Klaus Römer, 1990 stellvertretender Stadtdirektor, bestätigt in seinem Grußwort diese ersten Planungen von 1965: „Aber wirklich ernsthafte Anläufe gab es nicht. Es gab dringendere Projekte wie den Bau von Schulen, des Bauhofes und der Feuerwehr, die natürlich zuerst verwirklicht werden mussten.“

1965 war Manfred Rollié bereits CDU-Ratsherr, und mehr als 20 Jahre später konnte er als Bürgermeister der Wittekindstadt die Grundsteinlegung und schließlich auch die Eröffnung des neuen Verwaltungsgebäudes vornehmen.

Sowohl am 31. Mai 1979 als auch am 4. Juni 1981 beschloss der Rat den Bau eines Verwaltungsgebäudes zwischen Burgstraße, Kleine Straße und Markt. „Die Entscheidung im Rat ist mit großer Übereinstimmung aller gefasst worden.
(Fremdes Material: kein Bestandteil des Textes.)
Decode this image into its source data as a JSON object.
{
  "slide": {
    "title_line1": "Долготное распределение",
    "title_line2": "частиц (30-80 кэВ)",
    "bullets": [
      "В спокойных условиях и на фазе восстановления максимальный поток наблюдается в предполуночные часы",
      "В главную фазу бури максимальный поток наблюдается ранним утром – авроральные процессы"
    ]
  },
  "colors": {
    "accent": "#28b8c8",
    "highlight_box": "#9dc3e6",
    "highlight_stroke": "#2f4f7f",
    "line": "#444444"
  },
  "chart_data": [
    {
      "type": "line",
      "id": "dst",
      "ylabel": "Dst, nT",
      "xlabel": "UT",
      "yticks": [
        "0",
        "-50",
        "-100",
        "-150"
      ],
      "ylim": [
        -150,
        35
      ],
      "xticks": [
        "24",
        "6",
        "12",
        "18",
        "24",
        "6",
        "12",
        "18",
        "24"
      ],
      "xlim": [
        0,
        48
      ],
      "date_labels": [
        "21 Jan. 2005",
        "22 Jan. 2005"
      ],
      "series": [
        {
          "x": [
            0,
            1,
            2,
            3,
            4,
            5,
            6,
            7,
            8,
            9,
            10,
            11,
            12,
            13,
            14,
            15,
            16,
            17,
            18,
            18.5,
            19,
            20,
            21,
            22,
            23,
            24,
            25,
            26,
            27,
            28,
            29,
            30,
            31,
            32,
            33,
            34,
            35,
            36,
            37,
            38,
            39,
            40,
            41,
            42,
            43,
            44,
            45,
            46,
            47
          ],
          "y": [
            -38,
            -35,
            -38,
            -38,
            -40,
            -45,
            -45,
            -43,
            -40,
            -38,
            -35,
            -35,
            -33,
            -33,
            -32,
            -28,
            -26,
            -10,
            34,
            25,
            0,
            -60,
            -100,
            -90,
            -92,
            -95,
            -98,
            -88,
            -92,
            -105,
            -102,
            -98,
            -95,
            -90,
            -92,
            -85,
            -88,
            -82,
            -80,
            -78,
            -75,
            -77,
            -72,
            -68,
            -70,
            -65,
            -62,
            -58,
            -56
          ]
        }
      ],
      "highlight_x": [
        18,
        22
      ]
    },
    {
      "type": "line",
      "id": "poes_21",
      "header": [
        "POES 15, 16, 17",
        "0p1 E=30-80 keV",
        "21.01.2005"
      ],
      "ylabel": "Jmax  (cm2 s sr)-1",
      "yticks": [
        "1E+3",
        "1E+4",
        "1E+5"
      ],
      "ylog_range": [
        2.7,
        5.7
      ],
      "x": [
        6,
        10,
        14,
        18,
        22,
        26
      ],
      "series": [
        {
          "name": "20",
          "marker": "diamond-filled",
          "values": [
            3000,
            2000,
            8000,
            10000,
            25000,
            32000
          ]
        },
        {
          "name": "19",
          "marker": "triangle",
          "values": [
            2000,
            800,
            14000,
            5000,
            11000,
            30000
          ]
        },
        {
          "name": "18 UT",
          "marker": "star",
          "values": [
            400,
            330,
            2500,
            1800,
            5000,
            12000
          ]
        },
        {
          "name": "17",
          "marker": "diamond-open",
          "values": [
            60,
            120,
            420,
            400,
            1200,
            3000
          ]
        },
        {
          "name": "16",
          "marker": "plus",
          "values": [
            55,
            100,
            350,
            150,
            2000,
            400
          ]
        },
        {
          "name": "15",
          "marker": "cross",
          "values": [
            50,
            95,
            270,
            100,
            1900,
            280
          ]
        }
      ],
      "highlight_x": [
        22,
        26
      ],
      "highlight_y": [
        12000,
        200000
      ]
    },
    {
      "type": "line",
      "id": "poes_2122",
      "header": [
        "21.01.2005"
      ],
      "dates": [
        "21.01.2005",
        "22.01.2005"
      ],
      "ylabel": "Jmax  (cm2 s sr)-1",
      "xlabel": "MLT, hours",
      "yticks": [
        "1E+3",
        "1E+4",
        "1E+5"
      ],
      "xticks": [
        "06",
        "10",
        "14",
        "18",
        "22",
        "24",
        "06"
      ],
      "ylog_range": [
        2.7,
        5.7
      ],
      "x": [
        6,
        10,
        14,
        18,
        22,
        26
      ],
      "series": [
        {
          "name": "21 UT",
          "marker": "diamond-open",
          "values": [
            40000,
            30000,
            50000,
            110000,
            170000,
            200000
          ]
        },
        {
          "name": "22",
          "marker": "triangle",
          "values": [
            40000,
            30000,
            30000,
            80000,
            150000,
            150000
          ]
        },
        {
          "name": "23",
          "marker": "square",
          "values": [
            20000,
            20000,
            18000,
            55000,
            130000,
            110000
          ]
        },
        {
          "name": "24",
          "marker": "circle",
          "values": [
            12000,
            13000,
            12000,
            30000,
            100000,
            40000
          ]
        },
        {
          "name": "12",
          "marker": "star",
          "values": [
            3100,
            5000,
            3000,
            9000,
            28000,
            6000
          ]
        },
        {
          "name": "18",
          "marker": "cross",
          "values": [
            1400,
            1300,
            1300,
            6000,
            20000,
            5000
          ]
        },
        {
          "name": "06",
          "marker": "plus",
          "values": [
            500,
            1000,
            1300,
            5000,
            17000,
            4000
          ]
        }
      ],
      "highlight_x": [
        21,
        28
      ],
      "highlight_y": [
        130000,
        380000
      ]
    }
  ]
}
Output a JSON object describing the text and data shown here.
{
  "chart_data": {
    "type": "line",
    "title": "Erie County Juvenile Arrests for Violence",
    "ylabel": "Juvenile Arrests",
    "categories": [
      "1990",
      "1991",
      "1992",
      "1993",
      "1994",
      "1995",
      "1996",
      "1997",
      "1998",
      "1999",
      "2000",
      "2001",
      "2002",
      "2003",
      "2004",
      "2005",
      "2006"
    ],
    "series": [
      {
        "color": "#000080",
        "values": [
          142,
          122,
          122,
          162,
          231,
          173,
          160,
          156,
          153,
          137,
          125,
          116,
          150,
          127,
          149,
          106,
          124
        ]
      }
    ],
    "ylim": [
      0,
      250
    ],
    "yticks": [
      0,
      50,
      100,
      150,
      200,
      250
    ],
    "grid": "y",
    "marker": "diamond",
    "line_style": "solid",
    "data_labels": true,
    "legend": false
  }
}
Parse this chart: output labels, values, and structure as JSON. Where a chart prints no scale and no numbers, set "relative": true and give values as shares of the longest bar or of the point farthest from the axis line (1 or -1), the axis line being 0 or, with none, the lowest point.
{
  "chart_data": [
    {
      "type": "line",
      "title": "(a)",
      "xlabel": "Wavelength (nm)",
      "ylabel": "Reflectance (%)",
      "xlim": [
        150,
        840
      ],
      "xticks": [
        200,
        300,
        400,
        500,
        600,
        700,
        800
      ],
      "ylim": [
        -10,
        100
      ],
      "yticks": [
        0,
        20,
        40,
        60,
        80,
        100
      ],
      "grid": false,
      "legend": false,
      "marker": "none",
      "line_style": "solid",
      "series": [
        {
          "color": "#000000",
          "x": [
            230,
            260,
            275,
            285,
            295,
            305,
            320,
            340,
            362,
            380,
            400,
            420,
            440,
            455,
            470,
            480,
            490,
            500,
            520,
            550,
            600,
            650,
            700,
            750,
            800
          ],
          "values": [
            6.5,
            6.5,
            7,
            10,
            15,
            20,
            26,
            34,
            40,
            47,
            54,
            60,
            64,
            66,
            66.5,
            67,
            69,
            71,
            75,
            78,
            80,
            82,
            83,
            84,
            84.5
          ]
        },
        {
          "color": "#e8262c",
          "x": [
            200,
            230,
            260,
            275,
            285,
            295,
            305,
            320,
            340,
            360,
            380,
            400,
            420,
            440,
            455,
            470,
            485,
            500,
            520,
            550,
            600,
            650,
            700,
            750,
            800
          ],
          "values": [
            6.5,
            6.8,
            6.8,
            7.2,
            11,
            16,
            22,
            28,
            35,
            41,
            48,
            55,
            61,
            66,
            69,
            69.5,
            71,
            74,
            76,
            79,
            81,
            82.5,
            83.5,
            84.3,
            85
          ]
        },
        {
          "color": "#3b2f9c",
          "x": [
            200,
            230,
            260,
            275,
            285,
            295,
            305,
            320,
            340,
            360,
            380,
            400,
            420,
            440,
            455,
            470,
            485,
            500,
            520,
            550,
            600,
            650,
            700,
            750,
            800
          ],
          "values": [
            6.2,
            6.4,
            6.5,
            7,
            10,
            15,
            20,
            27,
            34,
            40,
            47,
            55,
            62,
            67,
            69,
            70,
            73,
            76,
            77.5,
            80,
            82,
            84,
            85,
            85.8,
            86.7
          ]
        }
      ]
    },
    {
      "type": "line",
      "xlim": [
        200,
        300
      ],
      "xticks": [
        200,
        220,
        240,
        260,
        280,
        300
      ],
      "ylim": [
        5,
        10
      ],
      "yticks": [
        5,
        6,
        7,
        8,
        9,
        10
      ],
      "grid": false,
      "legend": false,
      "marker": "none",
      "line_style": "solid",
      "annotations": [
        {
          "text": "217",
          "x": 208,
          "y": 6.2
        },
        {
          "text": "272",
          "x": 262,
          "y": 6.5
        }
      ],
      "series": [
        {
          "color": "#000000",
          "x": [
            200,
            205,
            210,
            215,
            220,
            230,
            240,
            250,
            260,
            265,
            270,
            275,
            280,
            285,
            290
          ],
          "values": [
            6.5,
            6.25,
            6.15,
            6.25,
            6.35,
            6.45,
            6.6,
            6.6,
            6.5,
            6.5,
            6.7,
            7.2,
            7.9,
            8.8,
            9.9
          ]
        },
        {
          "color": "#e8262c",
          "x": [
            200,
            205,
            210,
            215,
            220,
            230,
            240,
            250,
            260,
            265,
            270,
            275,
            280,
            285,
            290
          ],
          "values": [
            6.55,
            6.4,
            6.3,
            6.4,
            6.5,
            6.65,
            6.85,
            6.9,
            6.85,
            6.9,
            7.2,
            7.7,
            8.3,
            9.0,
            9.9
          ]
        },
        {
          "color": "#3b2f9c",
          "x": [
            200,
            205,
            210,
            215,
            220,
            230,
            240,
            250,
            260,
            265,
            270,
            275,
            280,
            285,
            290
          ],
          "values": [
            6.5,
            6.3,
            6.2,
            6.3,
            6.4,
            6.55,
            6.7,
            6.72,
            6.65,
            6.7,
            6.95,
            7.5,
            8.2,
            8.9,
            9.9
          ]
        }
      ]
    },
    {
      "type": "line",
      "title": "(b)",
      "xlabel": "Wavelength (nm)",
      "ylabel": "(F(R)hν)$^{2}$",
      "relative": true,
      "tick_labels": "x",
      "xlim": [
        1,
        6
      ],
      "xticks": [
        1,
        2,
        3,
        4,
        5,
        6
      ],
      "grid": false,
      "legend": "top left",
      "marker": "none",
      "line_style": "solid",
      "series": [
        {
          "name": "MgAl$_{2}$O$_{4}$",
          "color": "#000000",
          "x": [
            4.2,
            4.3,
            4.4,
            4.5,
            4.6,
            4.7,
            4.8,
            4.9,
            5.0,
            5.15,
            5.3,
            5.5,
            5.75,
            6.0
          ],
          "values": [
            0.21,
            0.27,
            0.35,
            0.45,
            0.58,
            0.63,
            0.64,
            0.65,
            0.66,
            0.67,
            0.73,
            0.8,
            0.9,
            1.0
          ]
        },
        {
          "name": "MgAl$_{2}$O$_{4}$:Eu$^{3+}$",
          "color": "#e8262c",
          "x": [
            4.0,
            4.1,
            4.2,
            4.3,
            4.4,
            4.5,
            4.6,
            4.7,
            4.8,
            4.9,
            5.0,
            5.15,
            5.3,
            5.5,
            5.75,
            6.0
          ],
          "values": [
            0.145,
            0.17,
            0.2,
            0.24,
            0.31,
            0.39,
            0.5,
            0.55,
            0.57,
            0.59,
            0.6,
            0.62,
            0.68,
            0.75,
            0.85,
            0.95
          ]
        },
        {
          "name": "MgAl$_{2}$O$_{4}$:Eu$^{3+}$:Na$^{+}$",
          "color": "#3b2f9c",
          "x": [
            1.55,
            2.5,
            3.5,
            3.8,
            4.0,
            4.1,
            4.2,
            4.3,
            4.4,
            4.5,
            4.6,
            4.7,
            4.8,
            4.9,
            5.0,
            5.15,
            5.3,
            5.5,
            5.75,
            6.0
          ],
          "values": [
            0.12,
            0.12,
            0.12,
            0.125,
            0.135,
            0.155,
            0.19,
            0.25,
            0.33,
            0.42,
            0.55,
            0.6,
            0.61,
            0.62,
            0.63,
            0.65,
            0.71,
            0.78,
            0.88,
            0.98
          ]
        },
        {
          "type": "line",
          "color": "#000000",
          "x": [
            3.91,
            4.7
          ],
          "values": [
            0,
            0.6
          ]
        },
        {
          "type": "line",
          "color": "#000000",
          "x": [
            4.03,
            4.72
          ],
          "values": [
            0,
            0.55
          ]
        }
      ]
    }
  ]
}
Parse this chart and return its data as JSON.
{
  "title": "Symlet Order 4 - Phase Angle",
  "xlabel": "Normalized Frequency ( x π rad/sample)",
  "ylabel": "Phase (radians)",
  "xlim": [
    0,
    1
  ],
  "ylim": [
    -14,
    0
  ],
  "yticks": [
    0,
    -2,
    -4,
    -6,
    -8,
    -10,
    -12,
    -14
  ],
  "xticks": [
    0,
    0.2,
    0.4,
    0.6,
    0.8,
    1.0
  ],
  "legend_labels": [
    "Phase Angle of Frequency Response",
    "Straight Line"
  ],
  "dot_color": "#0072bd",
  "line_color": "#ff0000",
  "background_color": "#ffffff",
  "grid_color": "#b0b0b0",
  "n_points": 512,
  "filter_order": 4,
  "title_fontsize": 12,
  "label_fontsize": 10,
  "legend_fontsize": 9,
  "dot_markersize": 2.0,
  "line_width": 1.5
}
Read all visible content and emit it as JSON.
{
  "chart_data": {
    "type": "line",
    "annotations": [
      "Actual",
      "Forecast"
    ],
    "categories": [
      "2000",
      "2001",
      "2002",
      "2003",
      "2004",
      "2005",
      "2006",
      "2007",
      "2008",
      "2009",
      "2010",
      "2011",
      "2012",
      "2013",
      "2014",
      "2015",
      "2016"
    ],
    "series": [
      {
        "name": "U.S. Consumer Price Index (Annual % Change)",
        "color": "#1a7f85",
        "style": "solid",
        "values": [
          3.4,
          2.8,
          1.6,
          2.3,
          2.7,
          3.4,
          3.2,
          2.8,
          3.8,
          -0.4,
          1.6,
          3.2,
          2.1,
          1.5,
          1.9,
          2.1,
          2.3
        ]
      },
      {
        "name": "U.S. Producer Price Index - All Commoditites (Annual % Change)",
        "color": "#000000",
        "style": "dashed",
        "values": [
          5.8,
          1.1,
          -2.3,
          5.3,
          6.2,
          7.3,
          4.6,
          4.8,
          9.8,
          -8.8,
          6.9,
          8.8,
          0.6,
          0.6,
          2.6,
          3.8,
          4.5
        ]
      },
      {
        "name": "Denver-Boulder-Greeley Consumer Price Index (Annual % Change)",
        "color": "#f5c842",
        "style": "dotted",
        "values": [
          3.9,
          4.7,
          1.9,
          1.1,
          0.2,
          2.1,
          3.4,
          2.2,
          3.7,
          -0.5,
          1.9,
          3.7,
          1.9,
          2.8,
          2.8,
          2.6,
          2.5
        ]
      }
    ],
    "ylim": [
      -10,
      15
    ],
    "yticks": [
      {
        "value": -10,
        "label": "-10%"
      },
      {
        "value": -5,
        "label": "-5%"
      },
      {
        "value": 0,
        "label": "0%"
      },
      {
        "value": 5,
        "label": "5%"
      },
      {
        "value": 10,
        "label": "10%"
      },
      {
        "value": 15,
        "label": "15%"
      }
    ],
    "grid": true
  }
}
Nur beim Standort ging es etwas hin und her. Im Gespräch war der jetzige Gildepatz, der Standort der alten Realschule oder eben mitten in der Stadt am Marktplatz“, erinnert sich Römer. „Es sollte auf jeden Fall ein Magnet für die Leute werden. Ein Verwaltungsgebäude am Rande der Stadt wäre sicherlich nicht so akzeptiert worden.“

Ein städtebaulicher Ideenwettbewerb zur Umgestaltung des Areals wurde 1986 durchgeführt. Am 24. September trat das Preisgericht zusammen, um sechs anonymisiert eingereichte Arbeiten zu bewerten. Diesem gehörten neben Fachpersonen Bürgermeister Rollié und Ratsherr Karl Tedsen (CDU) sowie der damalige SPD-Ratsherr und spätere erste hauptamtliche Bürgermeister Franz Duin an.

Das Preisgericht vergab den ersten Preis an die Diplom-Ingenieure und Architekten Werner Schumann und Wolfram von Lange aus Hannover. Das Preisgeld betrug 18600 DM.

Am 17. August 1988 war es soweit, die Arbeiten konnten beginnen. Den ersten Spatenstich nahm Rollié am 9. September vor. Nach zweijähriger Bauzeit konnte die Verwaltung am 31. August 1990 schließlich in ihr neues Domizil im Stadtkern einziehen.